Замредактора областной партийной газеты попросил принести подшивку «Правды» за март 1953 года и заперся в кабинете. Надо было срочно писать передовую в номер, но замредактора не торопился. Развернув подшивку, он нашел «Правду» за 10 марта 1953 года, закурил сигарету и, глубоко затягиваясь, начал внимательно изучать большой полосный снимок, где были запечатлены руководители партии и правительства, стоявшие на трибуне Мавзолея Ленина – Сталина в день похорон Нашего Учителя и Вождя, Величайшего Гения человечества.
Губы замредактора шевелились, он считал: «Если отбросить зарубежных гостей из братских коммунистических и рабочих партий, то наших на трибуне 19 человек.
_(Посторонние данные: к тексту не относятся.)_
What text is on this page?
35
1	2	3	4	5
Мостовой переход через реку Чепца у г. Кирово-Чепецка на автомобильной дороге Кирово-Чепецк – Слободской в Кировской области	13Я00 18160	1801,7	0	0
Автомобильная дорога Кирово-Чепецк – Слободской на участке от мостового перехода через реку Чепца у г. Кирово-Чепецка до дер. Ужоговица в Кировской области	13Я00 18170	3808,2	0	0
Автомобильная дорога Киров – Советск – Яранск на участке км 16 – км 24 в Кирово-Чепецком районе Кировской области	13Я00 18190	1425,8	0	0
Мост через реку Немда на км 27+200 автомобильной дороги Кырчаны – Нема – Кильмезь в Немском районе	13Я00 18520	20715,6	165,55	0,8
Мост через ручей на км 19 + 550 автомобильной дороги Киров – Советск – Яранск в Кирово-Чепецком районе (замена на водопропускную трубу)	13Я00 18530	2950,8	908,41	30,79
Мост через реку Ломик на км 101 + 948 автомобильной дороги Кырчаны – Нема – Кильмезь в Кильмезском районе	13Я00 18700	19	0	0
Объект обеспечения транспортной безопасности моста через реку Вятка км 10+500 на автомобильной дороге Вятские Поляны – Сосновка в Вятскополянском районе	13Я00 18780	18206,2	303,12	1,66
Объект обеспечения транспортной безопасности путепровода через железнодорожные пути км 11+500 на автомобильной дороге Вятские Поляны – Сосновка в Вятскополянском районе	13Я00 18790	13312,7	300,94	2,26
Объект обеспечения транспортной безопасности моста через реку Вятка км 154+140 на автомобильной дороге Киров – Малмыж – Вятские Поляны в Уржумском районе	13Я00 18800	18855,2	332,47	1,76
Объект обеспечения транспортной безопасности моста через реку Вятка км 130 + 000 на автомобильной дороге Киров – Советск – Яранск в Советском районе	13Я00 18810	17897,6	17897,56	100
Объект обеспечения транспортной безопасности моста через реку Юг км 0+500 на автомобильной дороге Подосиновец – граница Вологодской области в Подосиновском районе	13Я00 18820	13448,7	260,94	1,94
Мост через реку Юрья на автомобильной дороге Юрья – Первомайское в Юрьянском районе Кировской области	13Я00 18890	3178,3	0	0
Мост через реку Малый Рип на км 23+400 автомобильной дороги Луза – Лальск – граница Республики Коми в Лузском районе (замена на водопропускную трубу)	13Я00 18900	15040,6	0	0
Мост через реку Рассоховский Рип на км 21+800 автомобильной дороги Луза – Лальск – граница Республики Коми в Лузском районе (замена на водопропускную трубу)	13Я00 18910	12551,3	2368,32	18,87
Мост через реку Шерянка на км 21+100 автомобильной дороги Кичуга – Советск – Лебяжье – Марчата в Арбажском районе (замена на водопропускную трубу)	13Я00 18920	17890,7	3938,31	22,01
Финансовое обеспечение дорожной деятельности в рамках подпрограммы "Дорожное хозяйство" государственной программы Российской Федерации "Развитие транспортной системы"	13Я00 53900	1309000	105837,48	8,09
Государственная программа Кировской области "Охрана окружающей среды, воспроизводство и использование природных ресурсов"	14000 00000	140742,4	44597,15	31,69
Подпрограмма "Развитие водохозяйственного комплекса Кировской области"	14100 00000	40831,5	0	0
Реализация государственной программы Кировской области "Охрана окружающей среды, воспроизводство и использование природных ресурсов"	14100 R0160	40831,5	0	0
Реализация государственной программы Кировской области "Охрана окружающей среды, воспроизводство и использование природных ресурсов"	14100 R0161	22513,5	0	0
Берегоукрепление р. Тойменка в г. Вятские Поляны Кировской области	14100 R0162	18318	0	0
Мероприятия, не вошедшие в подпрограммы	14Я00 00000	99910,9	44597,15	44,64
Из них – один умер на своем посту, один ушел на почетную пенсию, и только один, вон тот, высокий, в серой шапке, – до сих пор член Политбюро. Остальные… этот – «авантюрист и наймит зарубежных империалистических сил», этот – «волюнтарист», а вот сомкнутыми рядами стоит «антиправительственная группировка», «примкнувшие»… М-да, трое из девятнадцати…»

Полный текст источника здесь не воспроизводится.